En el piso de la calle Sant Jaume, los días tenían un ritmo propio. Desde que habían empezado a vivir juntos, Dana habitaba un mundo casi perfecto. Es muy sencillo acostumbrarse a la felicidad. Lo hizo de forma natural, casi sin darse cuenta, como si viviera una situación que le pertenecía por el derecho de los sentimientos. Se sentía conciliada con la vida. Era un estado de plenitud que no analizaba. No era tiempo de reflexiones, sino de dejarse llevar por el gozo del descubrimiento mutuo. Alguna noche se despertaba. Alargaba un brazo explorando las sombras, hasta el cuerpo dormido. La presencia de Ignacio le resultaba tranquilizadora. Le acariciaba y volvía a conciliar el sueño. Se levantaba de buen humor. Mientras oía el agua de la ducha o la máquina de afeitar, estiraba el cuerpo debajo de las sábanas. Pensaba en alguna anécdota que hubiera olvidado contarle, en una pregunta que no le había formulado. Experimentaba una urgencia absurda de decirle que le amaba.

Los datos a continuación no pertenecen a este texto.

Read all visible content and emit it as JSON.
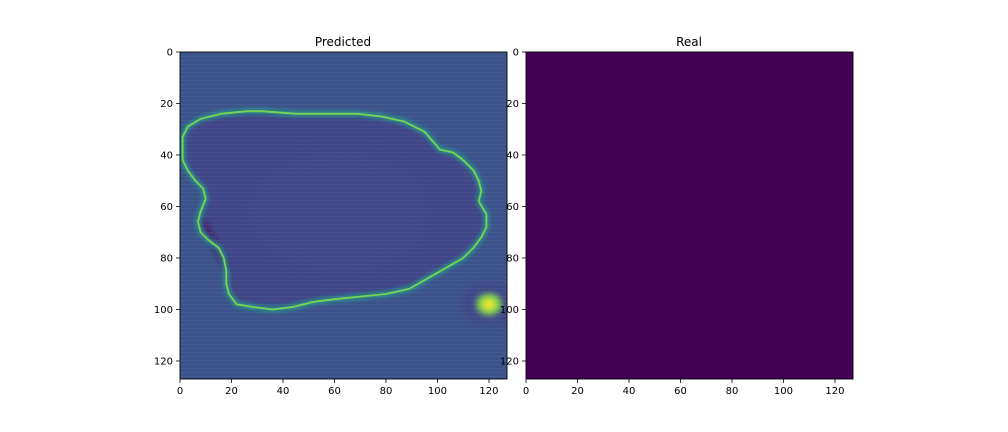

Se repetía que el amor tiene algo de ridículo. Esa dependencia le daba una cierta vergüenza que superó de prisa, porque se sentía demasiado feliz para no vencer cualquier dificultad. El amor la fortalecía. Lo habría jurado: la mejor versión de sí misma recorría las calles de Palma, iba a trabajar a la radio, se encontraba con Ignacio en casa. Su carácter iluminaba la vida. Cuando se contemplaba en el espejo, se veía atractiva. Los cabellos le sombreaban los hombros, la expresión se dulcificaba, los ojos se hacían enormes. Tenía el rostro de una mujer enamorada, que tiene ganas de vivir. El amor permitía que fuera indulgente con las debilidades, que se riera a menudo, porque el mundo era un lugar amable y la vida sabía ser pródiga. Como en una especie de espontáneo contagio, ella también era mejor, generosa con los demás. No pasaba de largo, sino que se paraba a escuchar a la gente, a saludar a los conocidos. A menudo construía castillos en el aire: imaginaba un día, quizá no muy lejano, en que los hijos de Ignacio consentirían en conocerla. Se esforzaría en entenderlos, sería capaz de meterse en la piel de aquellos adolescentes, que vivían convencidos de que era una ladrona. Intentaría que comprendieran lo que sentía por su padre. No les complicaría la existencia, sino que respetaría sus ritmos, sus voluntades. Ocuparía el lugar que ellos quisieran: podía ser la amiga, la cómplice, la confidente. Tal vez sólo la conocida discreta, dispuesta a ayudarlos cuando hiciera falta. Nunca usurparía espacios que no le eran propios, pero no sería difícil aprender a quererlos, porque eran los hijos de él.